Thursday, September 19, 2013

Dora the Explorer - TV Show

Dora is an infectious disease that has been widespread across the United States since 2000.  That is 13 years of Dora everywhere in society, on shirts and games and TV and books.  But what exactly does she teach children?

First of all is the apparent lack of parental supervision.  This seems like it is really insulting to Hispanic families, implying that 6-year-olds (or however old she is) are allowed to roam Stinky Swamps and Raging Rivers, interacting with trolls and talking crocodiles without any sort of adult intervention.  In every episode, she just seems to be left to fend for herself with a backpack and a talking map.  And, I mean, I guess a talking map is probably better than nothing, but it seems like it would probably be filled with black magic and may not actually give the best advice to an impressionable child.  I've known many very attentive Hispanic families, so I feel like this is giving them a bad rap.
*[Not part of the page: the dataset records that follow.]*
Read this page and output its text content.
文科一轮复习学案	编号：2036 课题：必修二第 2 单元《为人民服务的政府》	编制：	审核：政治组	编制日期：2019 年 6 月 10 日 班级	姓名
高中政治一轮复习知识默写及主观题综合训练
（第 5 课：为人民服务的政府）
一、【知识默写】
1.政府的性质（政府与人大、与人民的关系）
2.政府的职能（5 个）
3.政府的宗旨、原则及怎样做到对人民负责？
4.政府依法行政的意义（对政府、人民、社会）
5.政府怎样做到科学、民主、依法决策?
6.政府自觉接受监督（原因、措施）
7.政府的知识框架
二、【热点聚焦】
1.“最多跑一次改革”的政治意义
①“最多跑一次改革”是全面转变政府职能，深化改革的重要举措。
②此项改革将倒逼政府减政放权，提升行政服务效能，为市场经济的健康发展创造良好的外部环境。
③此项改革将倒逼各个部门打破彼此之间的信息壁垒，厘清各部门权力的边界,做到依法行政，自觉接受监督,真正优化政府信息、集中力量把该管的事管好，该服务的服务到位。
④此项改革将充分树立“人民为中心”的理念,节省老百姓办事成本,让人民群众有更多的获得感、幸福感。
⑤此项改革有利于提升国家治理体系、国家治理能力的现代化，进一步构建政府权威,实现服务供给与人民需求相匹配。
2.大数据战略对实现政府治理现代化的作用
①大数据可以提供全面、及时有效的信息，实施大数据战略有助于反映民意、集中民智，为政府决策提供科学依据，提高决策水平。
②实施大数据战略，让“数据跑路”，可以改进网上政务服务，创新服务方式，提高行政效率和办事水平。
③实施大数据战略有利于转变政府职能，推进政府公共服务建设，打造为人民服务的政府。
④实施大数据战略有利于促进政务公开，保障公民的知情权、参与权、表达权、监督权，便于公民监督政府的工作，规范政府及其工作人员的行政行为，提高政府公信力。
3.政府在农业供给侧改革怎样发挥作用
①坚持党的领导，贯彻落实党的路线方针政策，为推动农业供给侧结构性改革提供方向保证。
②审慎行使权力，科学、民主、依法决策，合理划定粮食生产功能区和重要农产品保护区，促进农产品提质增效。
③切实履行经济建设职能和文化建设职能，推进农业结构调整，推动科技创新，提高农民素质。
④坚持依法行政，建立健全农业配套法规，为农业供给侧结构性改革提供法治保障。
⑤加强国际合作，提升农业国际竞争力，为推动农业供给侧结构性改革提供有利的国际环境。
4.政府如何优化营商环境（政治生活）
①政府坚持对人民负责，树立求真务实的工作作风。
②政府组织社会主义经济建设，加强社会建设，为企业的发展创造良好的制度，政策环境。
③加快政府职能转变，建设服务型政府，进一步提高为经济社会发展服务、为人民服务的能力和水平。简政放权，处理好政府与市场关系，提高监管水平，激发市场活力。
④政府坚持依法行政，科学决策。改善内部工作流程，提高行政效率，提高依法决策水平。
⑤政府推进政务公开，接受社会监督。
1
(Because nothing at all bad could happen from letting your kindergartner and a monkey drive a hot air balloon, right?)

It also teaches you that monkeys make good playmates.  This could not be further from the truth.  Monkeys are riddled with disease, rarely wear their boots, and are not known for sharing.  Has Dora even been properly vaccinated against the rabies that Boots will eventually give her?  Since her parents are absentee, I doubt it?

Foxes are just sort of dicks.  Sorry to put it so bluntly, but Swiper steals stuff.  Not to feed his starving fox babies or to pay for some really sad habit, but just so that he can throw it somewhere and jack up Dora's day.  That's not even practical thievery.  Swiper is spending hours and hours of his day just trying to screw up things for Dora.  That's maybe the most pathetic hobby ever.

(Universal parenting tip - nobody/nothing with a detonator should be around your child.)

Civil engineers in her country are apparently just idiots.  There are almost no bridges (at least in the first several seasons) in this show.  There are either caverns over which she need to walk a tightrope or rivers she needs to ford.  How is this practical?  When there are bridges, they are inhabited by a Grumpy Old Troll.  Also, there are no roads that just go from point A to point B, everything has to have three different stops through the worst possible traveling conditions.  I'm talking giant talking spiders, whirlpools, you name it.  They couldn't just... go around these places?  We have ravines here - roads just go beside them, rather than straight down into them.  Apparently it's not like that in... Mexico?  Is it Mexico?

And let's not forget the yelling.  She's always shouting demands at you to "abre" or "say it louder" - this isn't a good lesson to teach toddlers.  My daughter started loudly saying, "Cold water!"  I'll ask her how we should say that, and one time she said, "Cold water NOW!"  We explained quickly how that makes others feel - but the next time she catches a Dora episode, she'll likely just relearn the lesson.  

And then they pulled a Brady-Bunch-adding-Oliver thing when they were running out of inane storylines, and introduced the "SuperBabies," Dora's flying twin brother and sister.  I don't know, we don't catch a ton of episodes, but I don't think there has been any explanation as to why they levitate and Dora doesn't?  Are children throwing their siblings off of couches in hopes that they can also fly after watching this?  I mean, I get that any show with a giant red chicken, a talking map, and disproportionately-sized heads probably wasn't rooted entirely in reality, but it seemed like at least the humans were sort of normal.  

Anyway.  Despite all of that, Little A has an abiding love for all things Dora that I will likely just have to wait out.  I'm sure it goes away around age four... right??